YENİ SEZONA BAŞLARKEN TRANSFER POLİTİKALARI

Sevgili Okurlar…
Trabzonspor tam tat vermeye başlamışken lig bitti. Takım beklentilerin üzerinde bir performans sergileyerek, uzun bir aradan sonra Avrupa kupalarına katılmaya hak kazandı. Eğer hakemler Galatasaray, Başakşehir ve ilk yarıdaki Beşiktaş maçlarında adil olsalardı ve emek hırsızlığı yapıp puanlarımızı çalmasalardı şu anda başka şeyler konuşuyor olacaktık ama olsun, bu camia bir gün hakemleri de yenecek bir çıkış yolu mutlaka bulacaktır.

Bu yıl yakalanan ivmenin analizini yaptığımızda, altyapıdan gelen ve ilk onbirde sahaya sürülen gençlerin bu başarıda ne denli önemli işler yaptıklarını görüyoruz. Yıllarca konuşulan ama uygulama anlamında kimsenin cesaret edemediği bu değişim ve dönüşümün bize neler kazandırdığını görmenin doyumsuz heyecanını yaşamaktayız. Bu süreç bize bir şey daha öğretti ki, bu çok önemli ve üzerinde düşünülmesi gereken bir durumdur. Bu da saha sonuçlarının elde edilmesi için büyük paralarla, doyuma ulamış yabancı oyuncuların bu şehre getirilmesinin ne kadar yanlış olduğudur. 70’li ve 80’li yıllardaki başarıların nasıl elde edildiği herkesin malumudur. Buna rağmen uygulanan yanlış politikalar, böylesine büyük bir camianın çok sıradanlaşmasına neden olmuştur.

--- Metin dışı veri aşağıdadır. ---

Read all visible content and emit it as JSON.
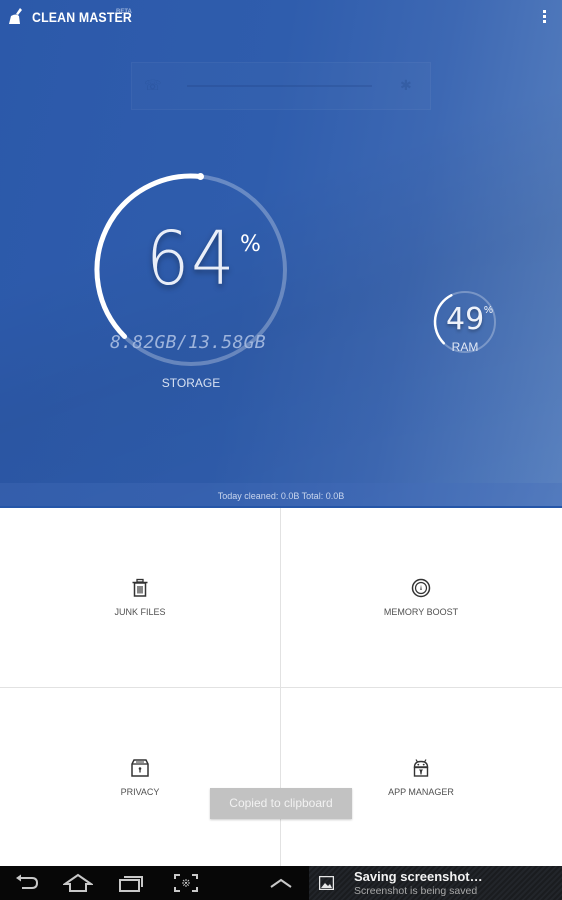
{
  "app": {
    "title": "CLEAN MASTER",
    "badge": "BETA",
    "brand_color": "#2c59aa"
  },
  "storage": {
    "percent_value": "64",
    "percent_sign": "%",
    "percent_used": 64,
    "detail": "8.82GB/13.58GB",
    "label": "STORAGE"
  },
  "ram": {
    "percent_value": "49",
    "percent_sign": "%",
    "percent_used": 49,
    "label": "RAM"
  },
  "stats": {
    "text": "Today cleaned: 0.0B  Total: 0.0B"
  },
  "tiles": [
    {
      "label": "JUNK FILES",
      "icon": "trash-icon"
    },
    {
      "label": "MEMORY BOOST",
      "icon": "gauge-icon"
    },
    {
      "label": "PRIVACY",
      "icon": "locked-box-icon"
    },
    {
      "label": "APP MANAGER",
      "icon": "android-lock-icon"
    }
  ],
  "toast": {
    "text": "Copied to clipboard"
  },
  "navbar": {
    "buttons": [
      "back-icon",
      "home-icon",
      "recent-apps-icon",
      "screenshot-icon",
      "chevron-up-icon"
    ]
  },
  "notification": {
    "title": "Saving screenshot…",
    "subtitle": "Screenshot is being saved"
  }
}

2018-2019 sezonunun başında alınan radikal kararlar bu camianın silkinmesine ve aslına dönmesine vesile olmuştur. Çünkü bu takımı ve bu şehri çimlerin üzerinde temsil edenlerin çoğu bu şehrin çocuğu ve aynı zamanda bu takımın taraftarlarıdır. İşte bu değişimin başarılı olması taraftarı tribünlere taşmış ve Türkiye’nin neresinde olursa osun, herkesin gururla sahipleneceği ve onur duyacağı bit takım haline gelmiştir. Bu proje ileriye daha umutla bakmayı herkese aşılamıştır.

Yeni sezonun planlaması yapılırken, geçen yılki uygulamaların referans alınması gerekmektedir. Bu yoldan asla taviz verilmemelidir. Bu anlamda ulusal basında çıkan haberlerin doğru olduğuna inanmıyoruz ama gerçekten transfer politikası basında anlatıldığı gibi şekillenirse ki bunu asla kabul edemeyiz, kulübün geleceğinin yok edilmesine sebep olur ve arzulanan başarılara ulaşılması mümkün olmaz.

Kimsenin en az iki yıl daha şampiyonluk beklentisi yok, bu yolda panikle hareket edilmesi ve mantığın devre dışı bırakılması telafisi mümkün olmayan zararlara neden olur. Bizim tek arzumuz bu takıma kazandırılan 5 yetenekli gencin yanına bu yıl en az üç kişi daha ilave edilmesidir. Eğer başarılı olmak istiyorsak ve bu başarıların sürdürülebilir olmasını istiyorsak bu gençlerin her yıl çoğaltılarak, birkaç yılın sonunda yerlinin yerlisi bir takımın oluşturulması gerekmektedir. Ayrıca mevcut gençlerin takımda tutulması kaçınılmaz bir zorunluluktur. Çünkü bu oyuncular misyonlarını daha tamamlamış değiller.

2019-2020 sezonunda mevcut oyuncuların yanına monte edilerek sahaya sürülecek yeni gençleri büyük bir sabırsızlıkla bekliyor, bu yılki başarının üzerine koyarak takımı daha ileriye taşıyacaklarına inanıyoruz.